On Saturday, legions of Yale undergraduates will awake at heretofore-unseen hours of the morning. They will meander over to their minifridges, reluctantly pull out the orange juice and locate the plastic vodka jug in the corner of their rooms. By 8 a.m., Taylor Swift will have awakened the ignoramuses who thought they could sleep in. By nightfall, every hero who didn’t pass out face-first into a bedsheet, frat-couch or toilet will have migrated to Toad’s Place. Everyone else will go to sleep, content with simply surviving Yale’s best day of the year.

But not every Yalie gets to experience Spring Fling. If you play a spring sport at Yale, this upcoming Saturday probably still means waking up at an ungodly hour of the morning to the sound of the person blasting Taylor Swift on your travel bus and passing out face-first into a bedsheet, frat-couch or toilet upon your return. When you fall asleep, however, you won’t be lulled into somnolence by your drunken stupor but instead will pass out from pure exhaustion and the sober reality that this Saturday will be no different from the hundreds of others you have spent competing on the baseball, lacrosse, crew or other team you have devoted your life to at Yale.

Missing Spring Fling is just one of the many sacrifices athletes at this school have to make in the name of their sports. It is a shame that 10 percent of the undergraduate student body can’t day drink and sweatily bob around to a couple of C-list artists, but it is a sacrifice student-athletes signed up for when they came to the school. Sports should come first, and I think most Division I athletes would agree. While Yale has tried to move Spring Fling to a different day of the week, the rest of the school should not have to sacrifice a day of reading week just so that student-athletes can drink and party as well.

But what features of the Yale experience, other than the relatively trivial Spring Fling day, do student-athletes have to miss because their coaches prioritize sports above all else?

At 5:30 p.m. on Tuesday, every residential college will have its Senior Dinner to commemorate the four amazing years students have spent at Yale. It is a momentous occasion that only occurs once in a Yale career. Speeches are given. Tears are shed. Sirloin beef is consumed. And any student-athlete who has Tuesday practice is probably going to have to miss it.

The Senior Dinner isn’t the only thing that happens at 5:30 on a Tuesday. When my roommate gave his Mellon Forum, a 20-minute speech seniors give concerning research they have done for their senior essay, earlier this year, two of his best friends on the baseball team rushed into the Davenport Common room 15 minutes late, making it just in time for the acknowledgements. They, of course, had practice.

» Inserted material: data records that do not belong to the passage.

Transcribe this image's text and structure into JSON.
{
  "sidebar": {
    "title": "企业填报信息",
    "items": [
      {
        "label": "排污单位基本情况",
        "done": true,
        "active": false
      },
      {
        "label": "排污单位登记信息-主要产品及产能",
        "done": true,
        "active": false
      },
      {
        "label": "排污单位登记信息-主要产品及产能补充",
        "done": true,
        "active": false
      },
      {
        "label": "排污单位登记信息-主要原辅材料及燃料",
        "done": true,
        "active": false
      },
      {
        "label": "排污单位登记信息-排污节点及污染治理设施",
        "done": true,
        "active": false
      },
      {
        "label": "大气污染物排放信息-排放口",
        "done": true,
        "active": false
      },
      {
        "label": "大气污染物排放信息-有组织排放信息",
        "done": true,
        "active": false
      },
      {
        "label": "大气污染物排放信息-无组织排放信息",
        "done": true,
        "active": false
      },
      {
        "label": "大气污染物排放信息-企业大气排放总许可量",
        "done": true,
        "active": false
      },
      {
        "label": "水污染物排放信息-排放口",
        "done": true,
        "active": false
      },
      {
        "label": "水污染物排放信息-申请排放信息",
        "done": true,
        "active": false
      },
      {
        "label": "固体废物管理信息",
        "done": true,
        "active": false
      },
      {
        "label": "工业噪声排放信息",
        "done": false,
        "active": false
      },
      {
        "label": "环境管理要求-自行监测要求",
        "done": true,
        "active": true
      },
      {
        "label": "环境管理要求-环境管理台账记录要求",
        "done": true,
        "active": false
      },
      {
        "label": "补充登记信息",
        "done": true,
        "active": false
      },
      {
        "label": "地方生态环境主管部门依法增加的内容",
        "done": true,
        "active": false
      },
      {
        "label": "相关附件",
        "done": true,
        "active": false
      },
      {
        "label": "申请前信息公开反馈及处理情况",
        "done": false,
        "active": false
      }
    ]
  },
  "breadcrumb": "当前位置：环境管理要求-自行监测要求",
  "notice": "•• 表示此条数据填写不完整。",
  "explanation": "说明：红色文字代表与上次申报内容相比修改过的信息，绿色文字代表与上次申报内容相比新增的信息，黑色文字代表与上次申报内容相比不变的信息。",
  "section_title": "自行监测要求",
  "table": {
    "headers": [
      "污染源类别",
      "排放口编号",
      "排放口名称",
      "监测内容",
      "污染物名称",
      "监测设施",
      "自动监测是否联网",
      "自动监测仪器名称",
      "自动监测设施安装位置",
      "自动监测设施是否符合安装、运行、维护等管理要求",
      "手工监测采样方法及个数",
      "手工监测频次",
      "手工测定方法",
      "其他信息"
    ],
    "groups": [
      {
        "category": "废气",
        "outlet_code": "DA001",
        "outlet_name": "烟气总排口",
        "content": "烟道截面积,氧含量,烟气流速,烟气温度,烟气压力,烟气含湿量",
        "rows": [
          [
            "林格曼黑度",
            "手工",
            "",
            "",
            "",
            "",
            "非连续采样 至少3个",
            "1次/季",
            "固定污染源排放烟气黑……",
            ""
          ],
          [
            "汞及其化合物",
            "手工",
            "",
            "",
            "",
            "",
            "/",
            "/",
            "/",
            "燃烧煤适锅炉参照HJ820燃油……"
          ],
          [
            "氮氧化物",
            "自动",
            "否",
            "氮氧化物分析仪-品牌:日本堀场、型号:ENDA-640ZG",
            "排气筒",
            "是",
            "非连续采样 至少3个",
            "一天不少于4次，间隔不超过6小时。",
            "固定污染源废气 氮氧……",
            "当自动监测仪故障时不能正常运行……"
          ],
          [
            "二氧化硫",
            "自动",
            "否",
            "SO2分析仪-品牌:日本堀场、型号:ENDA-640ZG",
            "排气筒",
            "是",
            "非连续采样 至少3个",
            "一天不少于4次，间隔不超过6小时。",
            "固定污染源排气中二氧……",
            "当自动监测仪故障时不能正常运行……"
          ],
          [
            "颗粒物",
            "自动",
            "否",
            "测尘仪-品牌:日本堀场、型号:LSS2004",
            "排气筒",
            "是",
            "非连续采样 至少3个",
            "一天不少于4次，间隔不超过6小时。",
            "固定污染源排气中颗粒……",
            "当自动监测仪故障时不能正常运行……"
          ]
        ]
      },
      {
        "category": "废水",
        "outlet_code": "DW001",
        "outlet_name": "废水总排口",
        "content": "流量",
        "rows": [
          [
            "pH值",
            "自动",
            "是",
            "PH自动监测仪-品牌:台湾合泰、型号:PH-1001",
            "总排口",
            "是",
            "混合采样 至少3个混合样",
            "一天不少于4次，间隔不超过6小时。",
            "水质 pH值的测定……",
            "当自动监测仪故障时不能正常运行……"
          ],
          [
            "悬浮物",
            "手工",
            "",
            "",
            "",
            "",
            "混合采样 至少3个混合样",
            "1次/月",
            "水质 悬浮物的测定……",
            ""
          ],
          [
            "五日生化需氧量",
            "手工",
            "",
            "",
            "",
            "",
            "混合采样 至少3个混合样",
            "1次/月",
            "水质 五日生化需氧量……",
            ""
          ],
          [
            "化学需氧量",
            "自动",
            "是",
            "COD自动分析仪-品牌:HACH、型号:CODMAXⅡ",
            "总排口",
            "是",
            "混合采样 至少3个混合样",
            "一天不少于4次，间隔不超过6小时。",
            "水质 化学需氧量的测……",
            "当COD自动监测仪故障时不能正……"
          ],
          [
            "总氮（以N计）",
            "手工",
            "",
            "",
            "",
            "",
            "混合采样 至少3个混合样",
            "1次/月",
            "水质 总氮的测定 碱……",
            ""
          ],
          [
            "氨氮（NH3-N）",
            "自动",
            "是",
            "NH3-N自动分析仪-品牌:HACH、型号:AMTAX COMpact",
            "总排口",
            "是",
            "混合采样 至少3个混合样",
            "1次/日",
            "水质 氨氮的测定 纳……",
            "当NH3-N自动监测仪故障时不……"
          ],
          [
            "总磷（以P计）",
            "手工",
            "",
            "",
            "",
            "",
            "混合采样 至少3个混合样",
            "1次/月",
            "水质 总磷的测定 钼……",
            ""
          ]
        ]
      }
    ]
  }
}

Grand Strategy, a two-semester program unique to Yale and taught by esteemed professors and intellectuals like John Gaddis, Charlie Hill and David Brooks, is a two-hour seminar on Monday afternoons generally followed by a catered dinner. It is an awesome Yale experience, but it is one that Yale student-athletes can never have. And it’s not just Grand Strategy; many athletes cannot take any class offered during the late afternoon.

I am not saying that sports teams at Yale shouldn’t have practice or that student-athletes should get to miss practice for banal reasons. But I am saying that positions on sports teams are not meant to be 40-hour-a-week jobs and that they should not be prioritized over a college student’s educational experience. If someone wants to major in mechanical engineering, they shouldn’t have to quit the football team to do so. Sports should augment and enhance a student’s time in college, not dominate it. But forcing rowers to practice at the expense of their Senior Dinner does just that.

Prioritizing sports above every other aspect of the Yale undergraduate experience widens the divide between athletes and nonathletes on campus. It fosters resentment that leads to student-athletes hating their sport and nonathletes hating student-athletes. Sports at Yale should be competitive, and those who participate in them should do so with dedication and commitment. But that dedication and commitment never should come at the expense of a student’s ability to be the best student they can be or, even worse, their happiness.

Student-athletes have a very important place at Yale, but there is a reason the word “student” comes before the word “athlete.” Everyone at Yale, heavyweight rower and lightweight drinker, should get to take advantage of the holistic experience an institution like Yale offers. Student-athletes don’t have to be allowed to go to Spring Fling, but let them go to their Senior Dinner. Let them take Grand Strategy. Let them attend a College Tea or their friend’s Mellon Forum. Most importantly, let them have fun. Isn’t that the purpose of sports, and college, anyway?